To me, when I’m playing a song like “Forest Fires”, it’s super important to acknowledge our connection to the land we’re on. I think land acknowledgements are a very personal thing and that’s what I was trying to get across in the show: Taking those moments to really think about what land you’re on and where it started and in whose hands it started and really having respect for that.”

Between songs like “Coffee Breath” and “Habit of My Heart”, it’s clear you’ve got a real penchant for creating anthemic, poppy love songs. Why is this such a key part of your repertoire? It seems the fans at your shows get especially excited for these numbers, singing along word for word.

“I’ve always had a funny relationship with love songs. I like to have a song that’s about love but it’s focused on some other point—so like, “Coffee Breath” is about missing someone when you’re in a longterm relationship but this idea of missing the annoying things about them because you haven’t seen them in so long. Part of it for me is connection: I love being honest and vulnerable and my goal of a show is that someone sees me onstage for who I am.”

What’s your favourite song on the new EP and why?

“‘Forest Fires’—A: Because it just hits home with such a big passion of mine. And B: because it’s the biggest experience I fully lived. I was actually in the Yukon last summer and there was forest fires happening a couple kilometres down the road from us and like, we couldn’t see the mountains and we were breathing in all the forest fire smoke and screaming our lungs off at these rallies. That song really brings me back to those moments I was so inspired by.”

 It’s clear that Halifax is a constant source of inspiration for you—it’s where you got into music professionally, it informs the lyrics of many of your songs (including, yes, “Halifax Girl”). What do you love about this city? What does it give you that living somewhere else wouldn’t?

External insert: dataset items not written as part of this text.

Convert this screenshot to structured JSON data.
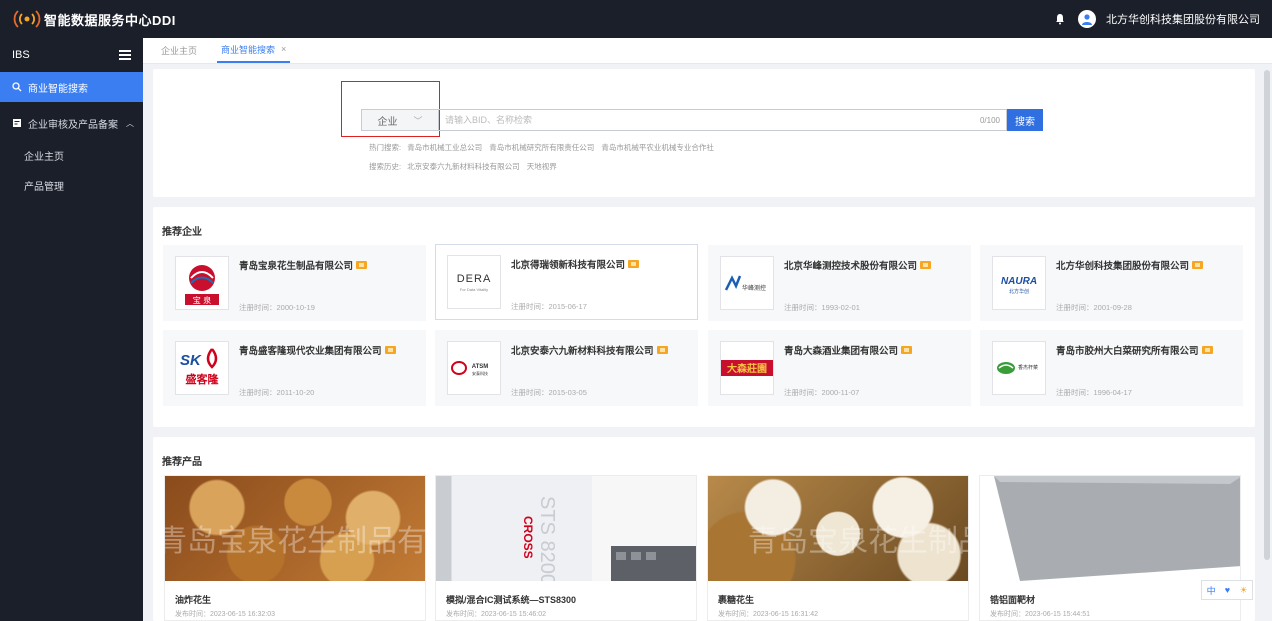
{
  "app": {
    "title": "智能数据服务中心DDI",
    "user_company": "北方华创科技集团股份有限公司"
  },
  "sidebar": {
    "header": "IBS",
    "active_item": "商业智能搜索",
    "group": "企业审核及产品备案",
    "sub_items": [
      "企业主页",
      "产品管理"
    ]
  },
  "tabs": [
    {
      "label": "企业主页"
    },
    {
      "label": "商业智能搜索",
      "close": "×"
    }
  ],
  "search": {
    "type_value": "企业",
    "placeholder": "请输入BID、名称检索",
    "counter": "0/100",
    "button": "搜索",
    "hot_label": "热门搜索:",
    "hot": [
      "青岛市机械工业总公司",
      "青岛市机械研究所有限责任公司",
      "青岛市机械平农业机械专业合作社"
    ],
    "history_label": "搜索历史:",
    "history": [
      "北京安泰六九新材料科技有限公司",
      "天地视界"
    ]
  },
  "recommended_enterprises": {
    "title": "推荐企业",
    "items": [
      {
        "name": "青岛宝泉花生制品有限公司",
        "date": "注册时间：2000-10-19",
        "logo_text": "宝 泉"
      },
      {
        "name": "北京得瑞领新科技有限公司",
        "date": "注册时间：2015-06-17",
        "logo_text": "DERA",
        "logo_sub": "For Data Vitality"
      },
      {
        "name": "北京华峰测控技术股份有限公司",
        "date": "注册时间：1993-02-01",
        "logo_text": "华峰测控"
      },
      {
        "name": "北方华创科技集团股份有限公司",
        "date": "注册时间：2001-09-28",
        "logo_text": "NAURA",
        "logo_sub": "北方华创"
      },
      {
        "name": "青岛盛客隆现代农业集团有限公司",
        "date": "注册时间：2011-10-20",
        "logo_text": "SK",
        "logo_sub": "盛客隆"
      },
      {
        "name": "北京安泰六九新材料科技有限公司",
        "date": "注册时间：2015-03-05",
        "logo_text": "ATSM",
        "logo_sub": "安泰科技"
      },
      {
        "name": "青岛大森酒业集团有限公司",
        "date": "注册时间：2000-11-07",
        "logo_text": "大森莊園"
      },
      {
        "name": "青岛市胶州大白菜研究所有限公司",
        "date": "注册时间：1996-04-17",
        "logo_text": "香杰杆菜"
      }
    ]
  },
  "recommended_products": {
    "title": "推荐产品",
    "items": [
      {
        "name": "油炸花生",
        "date": "发布时间：2023-06-15 16:32:03",
        "watermark": "青岛宝泉花生制品有限公"
      },
      {
        "name": "模拟/混合IC测试系统—STS8300",
        "date": "发布时间：2023-06-15 15:46:02",
        "img_text": "STS 8200",
        "img_text2": "CROSS"
      },
      {
        "name": "裹糖花生",
        "date": "发布时间：2023-06-15 16:31:42",
        "watermark": "青岛宝泉花生制品"
      },
      {
        "name": "锆铝面靶材",
        "date": "发布时间：2023-06-15 15:44:51"
      }
    ]
  },
  "float_tools": [
    "中",
    "♥",
    "☀"
  ],
  "colors": {
    "accent": "#3b7ef2",
    "dark": "#1b1f2a",
    "highlight_box": "#e02020",
    "badge": "#f5a623"
  }
}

“I think for me, Halifax is just slow and I love that. I love the pace and that the people are so nice and welcoming and it offers me connection to the rest of the world through the ocean which is just something so other-level to describe, especially growing up fully enclosed by farm fields in Ontario.”


This Q&A has been edited for length and clarity, and is part of The Coast's Take Five series, in which we sit down with some of the city's most interesting people to have them answer five questions, rapid-style.